Le operatrici sono disponibili e comprensive di fronte alla difficoltà di reagire. Spesso infatti il carnefice è il partner e di lui, nonostante tutto, si può essere ancora innamorate. Capita che la vittima creda ancora di cambiarlo, o peggio ancora si blocchi, vinta dall’idea che non ci sia più rimedio alla violenza. Invece reagire, denunciare, informarsi sui rimedi possibili o anche solo parlare con qualcuno all’altro capo del telefono è utile per se stesse e per la propria vita: quindi è importante alzare la cornetta, parlarne anche in anonimato e convincersi che nessun maltrattamento si merita, la violenza si subisce solamente.
Perché la violenza purtroppo è ancora molto diffusa. Gli ultimi dati disponibili, resi noti dall’Istat relativi all’anno 2006 dicono infatti che nel nostro paese sono più di 6 milioni le donne tra i 16 e i 70 che sono state vittime di una violenza fisica o sessuale nel corso della loro vita. Nella quasi totalità dei casi, i maltrattamenti, consumati tra le mura domestiche, non sono stati denunciati.
L’indagine multiscopo sul territorio italiano ha consentito ai ricercatori di tracciare anche un identikit delle vittime e dei carnefici. Nel 2006 sono state le giovani dai 16 ai 25 anni, il 24,2% del totale delle donne intervistate, a presentare i più alti tassi di violenza. 96 volte su 100 però, non c’è stata alcuna denuncia. Il carnefice spesso è il partner, o un membro della famiglia, il padre, lo zio, il fratello. Un uomo violento anche all’esterno delle mura domestiche. Una persona che tende all’alcoolismo e che ha subito o assistito a violenze nella sua famiglia d’origine. I maltrattamenti all’interno delle mura domestiche sono per lo più gravi. Molte donne, pur avendo difficoltà a denunciare l’accaduto, durante la violenza, dichiarano di aver temuto che la propria vita fosse in pericolo. In seguito hanno perso l’autostima e la fiducia in se stesse, ingredienti utili per reagire.

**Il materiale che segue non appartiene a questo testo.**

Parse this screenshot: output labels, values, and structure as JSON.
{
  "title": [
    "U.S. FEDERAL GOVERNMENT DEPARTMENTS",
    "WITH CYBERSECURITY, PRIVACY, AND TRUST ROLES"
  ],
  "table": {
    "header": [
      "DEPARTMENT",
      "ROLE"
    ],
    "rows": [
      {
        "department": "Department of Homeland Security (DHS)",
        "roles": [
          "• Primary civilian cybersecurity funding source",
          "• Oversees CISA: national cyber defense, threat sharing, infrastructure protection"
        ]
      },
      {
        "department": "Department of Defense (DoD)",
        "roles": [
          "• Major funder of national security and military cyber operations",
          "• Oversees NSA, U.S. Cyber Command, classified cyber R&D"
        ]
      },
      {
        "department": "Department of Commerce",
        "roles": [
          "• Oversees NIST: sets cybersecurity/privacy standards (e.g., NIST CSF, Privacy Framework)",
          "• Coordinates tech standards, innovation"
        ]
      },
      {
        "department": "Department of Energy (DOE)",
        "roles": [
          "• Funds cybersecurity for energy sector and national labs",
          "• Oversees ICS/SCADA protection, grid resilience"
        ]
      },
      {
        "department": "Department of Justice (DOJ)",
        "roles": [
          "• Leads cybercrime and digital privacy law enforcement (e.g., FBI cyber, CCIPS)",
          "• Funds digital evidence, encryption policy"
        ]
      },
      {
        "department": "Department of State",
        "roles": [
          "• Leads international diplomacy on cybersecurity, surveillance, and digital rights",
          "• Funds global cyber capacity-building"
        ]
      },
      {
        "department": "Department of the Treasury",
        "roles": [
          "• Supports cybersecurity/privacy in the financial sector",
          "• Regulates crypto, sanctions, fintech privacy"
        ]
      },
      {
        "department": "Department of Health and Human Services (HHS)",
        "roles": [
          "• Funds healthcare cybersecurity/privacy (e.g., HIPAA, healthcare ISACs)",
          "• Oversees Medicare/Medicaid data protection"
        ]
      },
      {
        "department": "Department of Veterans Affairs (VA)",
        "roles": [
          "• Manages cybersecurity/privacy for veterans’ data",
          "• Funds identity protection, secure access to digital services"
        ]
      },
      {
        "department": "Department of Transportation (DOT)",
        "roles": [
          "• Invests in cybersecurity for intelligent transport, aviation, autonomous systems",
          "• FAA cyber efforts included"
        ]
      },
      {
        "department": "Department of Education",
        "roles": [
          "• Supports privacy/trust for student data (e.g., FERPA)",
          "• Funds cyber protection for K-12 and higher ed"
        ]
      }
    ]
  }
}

L’Istat nella sua indagine si sofferma anche sui diversi tipi di violenza contro le donne: fisica, sessuale e psicologica, dentro e fuori dalla famiglia. Le minacce di colpire fisicamente una donna, le spinte, gli strattoni, le botte, i calci e i pugni fino ai tentativi di strangolamento, ustione e soffocamento, rientrano nei casi di violenza fisica. Si parla invece di violenze sessuali se la donna è costretta a fare o subire atti sessuali contro la propria volontà. La violenza psicologica infine si riferisce a denigrazioni, controllo dei comportamenti, strategie di isolamento, intimidazioni e limitazioni economiche subite da parte del partner.